Let’s start with your desk. 

The ideal workspace is all about flexibility and movement as we discussed earlier, so this is where adjustable-height desks come in. With these, you can lower them for sitting time and raise them for standing time. When we start to lean, stretch, and fidget, it’s time to take a break from sitting. Your body is going to thank you at the end of the day when you have more energy and your work was ultra-productive. 



Next, is your chair. 

Since sitting is required for some part of your day, there needs to be an option that breaks you away from that 90-degree angle and promotes healthy blood flow. Look for a chair that promotes the following:

  • Creates an open hip angle. This is why some chairs look like saddles. This shape opens the hips into their most natural and healthy position, taking the weight off the tailbone. Another option is the kneeling chair. These allow you to have multiple sitting positions and when you start feeling sore, it’s time to stand!

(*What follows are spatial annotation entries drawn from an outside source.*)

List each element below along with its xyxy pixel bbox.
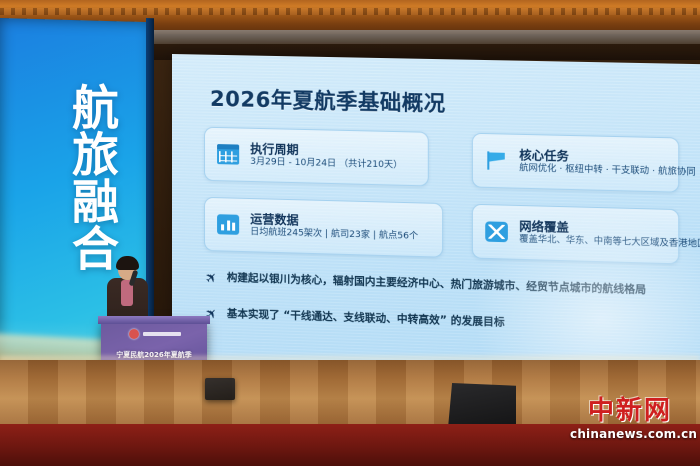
card-title-network-coverage: 网络覆盖 [519, 220, 665, 236]
card-subtitle-network-coverage: 覆盖华北、华东、中南等七大区域及香港地区 [519, 235, 665, 249]
stage-monitor-speaker [448, 383, 516, 428]
card-subtitle-execution-period: 3月29日 - 10月24日 （共计210天） [250, 157, 402, 171]
led-banner-vertical-text: 航旅融合 [42, 52, 114, 302]
slide-bullet-2: ✈ 基本实现了 “干线通达、支线联动、中转高效” 的发展目标 [206, 307, 505, 330]
bar-chart-icon [217, 214, 239, 235]
slide-title: 2026年夏航季基础概况 [210, 83, 446, 118]
podium-logo [129, 328, 181, 339]
card-network-coverage: 网络覆盖 覆盖华北、华东、中南等七大区域及香港地区 [472, 204, 679, 265]
card-subtitle-core-tasks: 航网优化 · 枢纽中转 · 干支联动 · 航旅协同 [519, 164, 665, 178]
card-title-operating-data: 运营数据 [250, 213, 418, 230]
speaker-hair [116, 256, 139, 270]
emblem-icon [129, 329, 139, 339]
stage-monitor-small [205, 378, 235, 400]
card-title-core-tasks: 核心任务 [519, 149, 665, 165]
watermark: 中新网 chinanews.com.cn [570, 398, 690, 441]
podium-logo-wordmark [143, 332, 181, 336]
flag-icon [485, 150, 508, 171]
watermark-url: chinanews.com.cn [570, 427, 690, 441]
card-title-execution-period: 执行周期 [250, 142, 402, 158]
slide-bullet-1: ✈ 构建起以银川为核心，辐射国内主要经济中心、热门旅游城市、经贸节点城市的航线格… [206, 271, 646, 298]
podium-top-edge [98, 316, 210, 324]
card-subtitle-operating-data: 日均航班245架次 | 航司23家 | 航点56个 [250, 228, 418, 243]
press-conference-photo: 航旅融合 2026年夏航季基础概况 执行周期 3月29日 - 10月24日 （共… [0, 0, 700, 466]
slide-bullet-1-text: 构建起以银川为核心，辐射国内主要经济中心、热门旅游城市、经贸节点城市的航线格局 [227, 272, 646, 297]
card-execution-period: 执行周期 3月29日 - 10月24日 （共计210天） [204, 127, 429, 187]
calendar-icon [217, 144, 239, 165]
projection-screen: 2026年夏航季基础概况 执行周期 3月29日 - 10月24日 （共计210天… [172, 54, 700, 394]
watermark-logo-text: 中新网 [570, 398, 690, 424]
network-icon [485, 221, 508, 242]
airplane-icon: ✈ [203, 269, 221, 287]
slide-bullet-2-text: 基本实现了 “干线通达、支线联动、中转高效” 的发展目标 [227, 308, 505, 329]
card-core-tasks: 核心任务 航网优化 · 枢纽中转 · 干支联动 · 航旅协同 [472, 133, 679, 193]
card-operating-data: 运营数据 日均航班245架次 | 航司23家 | 航点56个 [204, 197, 443, 258]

  • Engages the core. You’re automatically going to have more energy after working out, although that sounds quite strange, it’s actually true. Chairs that add movement to our sitting position are going to mimic that, so ones that add a back and forth movement or go from side to side (like a Bosu ball) will be your go-to.

In conclusion

Hopefully, we gave you a fun read on ergonomics and some newfound education to change up your workflow. We’ve shown that when you add movement to your workday and collaboration with others, you walk away more energized and happy compared to sitting in a cubicle alone and in a chair that is limiting your health. Some people turn to coworking spaces to introduce collaboration and take advantage of their standing desks and ergonomic chairs.